Sunday, February 05, 2006

new blogs 

After a brief hiatus Arthur Silber is back online. If you haven't checked out his writing, I highly recommend it. He is currently running two blogs, Once Upon a Time... and The Sacred Moment.

There is an awesome post on the so-called Iran crisis up at Once Upon a Time... that is really worth looking into. His quandary:

So the question arises: what makes so many people, to be found in all parts of the political spectrum, so willing to fall for this kind of propaganda? Is there something in our general method and approach that makes us particularly susceptible to this kind of hysterical saber-rattling? Are we predisposed to find enemies -- not just your standard enemy, but "the biggest threat to the Republic" and "the largest threat" to the entire world -- when the actual enemy is significantly different in nature and magnitude from the nightmarish cartoon the propagandists offer us?

Also, there is an excellent new blog called Against the War on Terror that has a refreshing "thank god someone is saying it" take on the current insanity.

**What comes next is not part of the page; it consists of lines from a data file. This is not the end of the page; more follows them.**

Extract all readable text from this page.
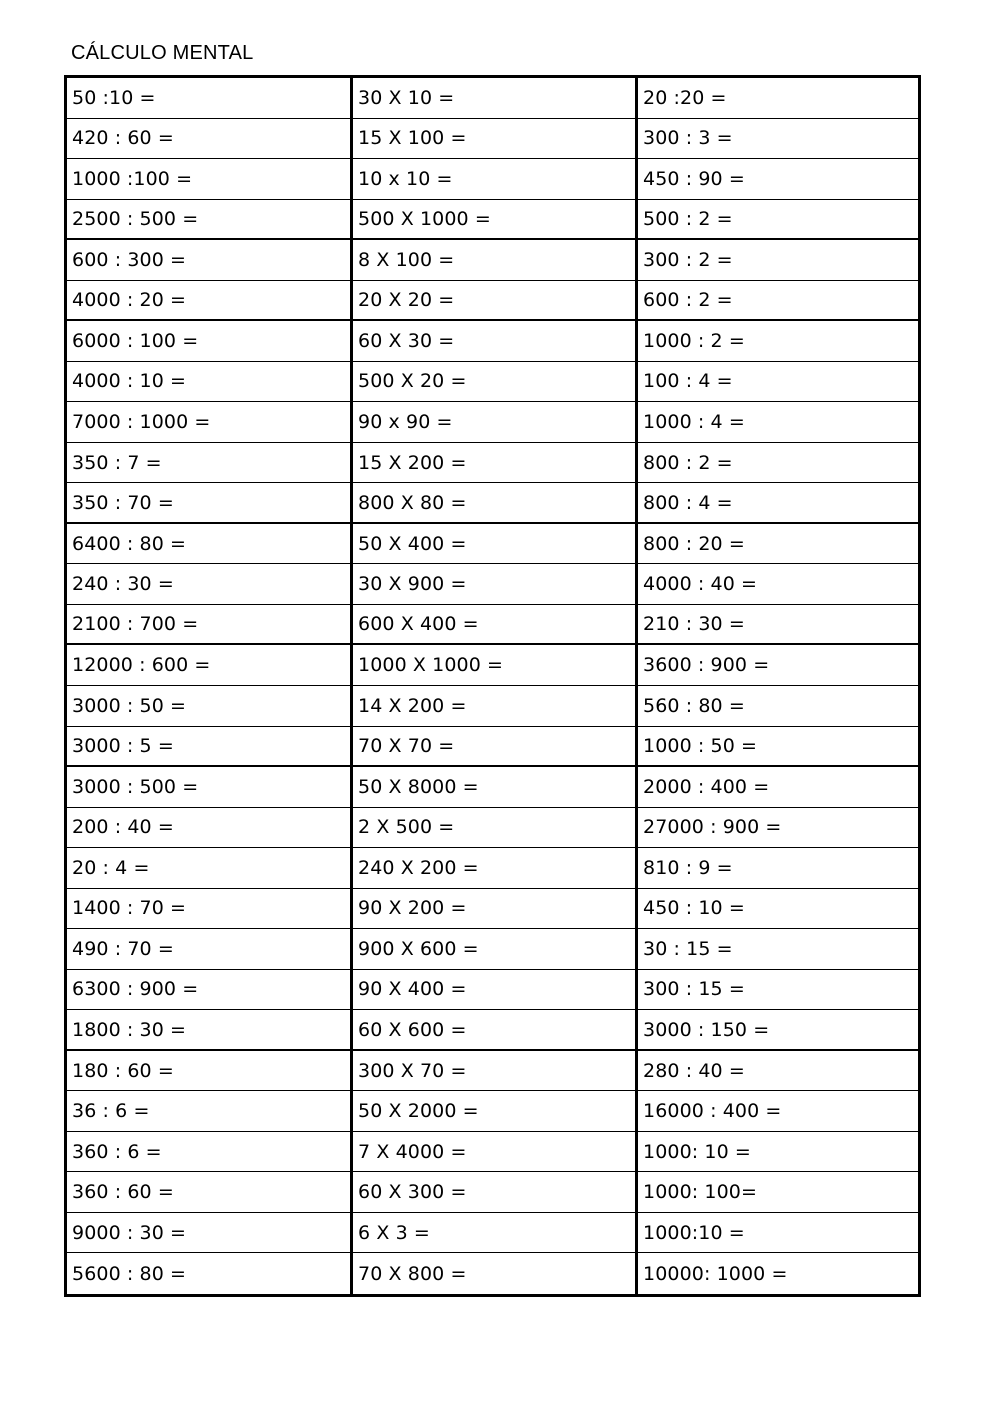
CÁLCULO MENTAL
50 :10 =
420 : 60 =
1000 :100 =
2500 : 500 =
600 : 300 =
4000 : 20 =
6000 : 100 =
4000 : 10 =
7000 : 1000 =
350 : 7 =
350 : 70 =
6400 : 80 =
240 : 30 =
2100 : 700 =
12000 : 600 =
3000 : 50 =
3000 : 5 =
3000 : 500 =
200 : 40 =
20 : 4 =
1400 : 70 =
490 : 70 =
6300 : 900 =
1800 : 30 =
180 : 60 =
36 : 6 =
360 : 6 =
360 : 60 =
9000 : 30 =
5600 : 80 =
30 X 10 =
15 X 100 =
10 x 10 =
500 X 1000 =
8 X 100 =
20 X 20 =
60 X 30 =
500 X 20 =
90 x 90 =
15 X 200 =
800 X 80 =
50 X 400 =
30 X 900 =
600 X 400 =
1000 X 1000 =
14 X 200 =
70 X 70 =
50 X 8000 =
2 X 500 =
240 X 200 =
90 X 200 =
900 X 600 =
90 X 400 =
60 X 600 =
300 X 70 =
50 X 2000 =
7 X 4000 =
60 X 300 =
6 X 3 =
70 X 800 =
20 :20 =
300 : 3 =
450 : 90 =
500 : 2 =
300 : 2 =
600 : 2 =
1000 : 2 =
100 : 4 =
1000 : 4 =
800 : 2 =
800 : 4 =
800 : 20 =
4000 : 40 =
210 : 30 =
3600 : 900 =
560 : 80 =
1000 : 50 =
2000 : 400 =
27000 : 900 =
810 : 9 =
450 : 10 =
30 : 15 =
300 : 15 =
3000 : 150 =
280 : 40 =
16000 : 400 =
1000: 10 =
1000: 100=
1000:10 =
10000: 1000 =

From their "manifesto":

The war on terror is more than just another public policy. It is an attempt to make security the highest goal of American life. Our leaders have reduced politics to questions of mere survival, in which even the smallest risks are viewed as overriding threats to national existence. We at Against the War on Terror aim to challenge this view and the apparent need to eliminate fear itself. The preservation of bare life cannot and should not guide our political activity and dominate our public culture. We reject the very premise of the war on terror.

Since we are challenging the premise of the war on terror, and seek to develop a truly independent, alternative position, we will not accept the terms of debate as they exist, but rather intend to change them. Instead of beginning from the existing partisan divisions between the Bush administration and its left-liberal critics, we aim to situate the war on terror in relation to broader political trends in our society. Doing so will show that the real political dividing lines are not necessarily between ‘left’ and ‘right’, or ‘liberal’ and ‘conservative’. The substance of the argument matters more than the formal label. We believe both the Bush administration and its left-liberal critics are guilty of using fear and pragmatism over principle. In fact, we are as concerned with the lack of principled argument amongst the opposition, as we are with the way the Bush administration uses its power. The most urgent political imperative, in our eyes, is to develop a coherent critique of the politics of fear and a consistent argument in favor of liberty.

The authors are holding a "teach-in" (why must they call it that?) on Saturday the 25th with guests Christian Parenti and Corey Robin. I'm planning on going and if anyone else is interested, let me know.